In un futuro distopico
post apocalittico, la terra è un deserto inseminato in cui tribù di orribili
feroci guerrieri combattono con violenza per il monopolio di quei liquidi che
sono alla base della sopravvivenza: acqua, sangue e gasolio per gli automezzi
“rinforzati”, vere macchine da combattimento su ruote, con cui scorrazzano per
l’outback australiano. Il crudele
capo della Cittadella, fortezza inespugnabile dei predoni, Immortan Joe, viene
abbandonato dalla sua donna, “Furiosa”, che scappa via portando con sé un
manipolo di schiave e concubine per tornare ai luoghi “magici” della sua
infanzia, scatenando così l’ira del tiranno che sguinzaglia le sue schiere
sulle loro tracce. Tra loro si frappone Max, guerriero solitario e taciturno, con
un doloroso passato da dimenticare ed un futuro violento per cui combattere.
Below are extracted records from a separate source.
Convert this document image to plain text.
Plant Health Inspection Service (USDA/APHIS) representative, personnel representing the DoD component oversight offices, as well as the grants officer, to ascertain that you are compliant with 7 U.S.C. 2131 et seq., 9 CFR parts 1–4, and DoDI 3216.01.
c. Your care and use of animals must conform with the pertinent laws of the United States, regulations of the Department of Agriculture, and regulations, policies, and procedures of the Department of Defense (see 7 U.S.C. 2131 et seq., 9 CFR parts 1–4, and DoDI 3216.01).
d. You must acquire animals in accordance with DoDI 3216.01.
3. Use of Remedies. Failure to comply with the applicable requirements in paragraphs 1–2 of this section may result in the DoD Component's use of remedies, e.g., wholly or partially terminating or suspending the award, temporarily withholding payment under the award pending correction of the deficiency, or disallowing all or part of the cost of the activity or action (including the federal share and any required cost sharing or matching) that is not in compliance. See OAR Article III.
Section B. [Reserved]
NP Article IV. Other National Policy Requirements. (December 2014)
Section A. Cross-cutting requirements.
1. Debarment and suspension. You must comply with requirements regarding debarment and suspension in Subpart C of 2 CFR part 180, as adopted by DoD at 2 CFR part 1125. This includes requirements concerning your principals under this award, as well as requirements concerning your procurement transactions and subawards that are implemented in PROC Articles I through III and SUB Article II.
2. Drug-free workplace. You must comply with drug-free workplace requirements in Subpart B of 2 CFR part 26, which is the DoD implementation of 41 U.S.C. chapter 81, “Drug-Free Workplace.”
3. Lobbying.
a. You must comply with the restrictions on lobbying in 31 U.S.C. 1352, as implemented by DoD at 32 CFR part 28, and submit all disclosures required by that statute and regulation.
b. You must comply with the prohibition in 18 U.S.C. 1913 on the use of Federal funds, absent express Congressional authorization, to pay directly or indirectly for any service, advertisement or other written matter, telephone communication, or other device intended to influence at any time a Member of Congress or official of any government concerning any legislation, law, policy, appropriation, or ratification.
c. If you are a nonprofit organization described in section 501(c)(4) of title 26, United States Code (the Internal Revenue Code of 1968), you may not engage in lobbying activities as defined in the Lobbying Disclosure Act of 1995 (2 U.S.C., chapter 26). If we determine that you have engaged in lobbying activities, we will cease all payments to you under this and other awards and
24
L’australiano George Miller, salito alla ribalta negli anni ’80 per la saga
fantascientifica di “Interceptor”,
che fece di Mel Gibson un divo, si riprende, con sorprendente autorità, quello
che è suo, regalandoci questo strepitoso reboot rivisitativo, adattandolo all’estetica moderna e realizzando, probabilmente, il
miglior blockbuster del nuovo millennio. Rinunciando all’estetica da video
game, tipica degli action moderni, e
ricorrendo ad una sapiente fusione tra scenari reali, effetti speciali
“artigianali” ed elementi generati in CGI, Miller mette in scena un universo
stupefacente, abbacinante, visivamente superbo, frenetico e violento, una sorta
di liturgia fantasy dedicata al Dio del Cinema d'azione, un mondo orripilante
ed angosciante in cui la densità filosofica e l'astrazione pittorica, interne
alle suggestive immagini, sono amalgamate in una miscela così furiosa e
coerente da lasciare annichiliti. Il film è così intenso e dinamico, senza però
mai smarrire ordine e coerenza espressiva, che si ricollega direttamente al Cinema
nella sua essenza più pura e primigenia, quella in cui il movimento
dell'immagine è tutto e lo sguardo dell'artista ne contempla, con estasi, il
divenire. Con assoluta padronanza del mezzo e della tecnica, il regista supera,
e di gran lunga, il livello stilistico, concettuale e tematico della sua vecchia
trilogia, e ci catapulta in questo allucinato e magmatico mondo “on the road” fatto di azione violenta, a
rotta di collo verso un continuo susseguirsi di scene memorabili, che danno
forma pregnante alla fuga, all’inseguimento, sotto forma di un tour de force esplosivo, folle, rock,
visionario nell’accezione più intima del termine. Senza rinnegare del tutto il
look punk dei film precedenti, l’autore lo rinvigorisce con una forza visiva
esplosiva, esuberante nella saturazione dei colori, nell’aspetto surreale,
incredibilmente curato nei minimi dettagli, dei personaggi, sia nella bellezza
che nella deformità, nel potente respiro epico degli scenari assolati e
sterminati di un’Australia selvaggia e crudele, fieramente agli antipodi.
Spettacolare e vertiginoso, ma anche denso di contenuti, Fury Road ridefinisce i confini stessi del genere action e del filone apocalittico, osando
addirittura mettere in penombra l’antieroe Max, volutamente offuscato
dall’energica “Furiosa” di Charlize Theron, autentica protagonista del film. Nel
cast svettano i protagonisti principali, Charlize Theron, Tom Hardy e Hugh
Keays-Byrne, tutti bravi e credibili. Nel suo genere è un capolavoro, un cult
assoluto, un punto fermo e qualunque blockbuster a venire dovrà necessariamente
confrontarsi con questo. Strabiliante e definitivo.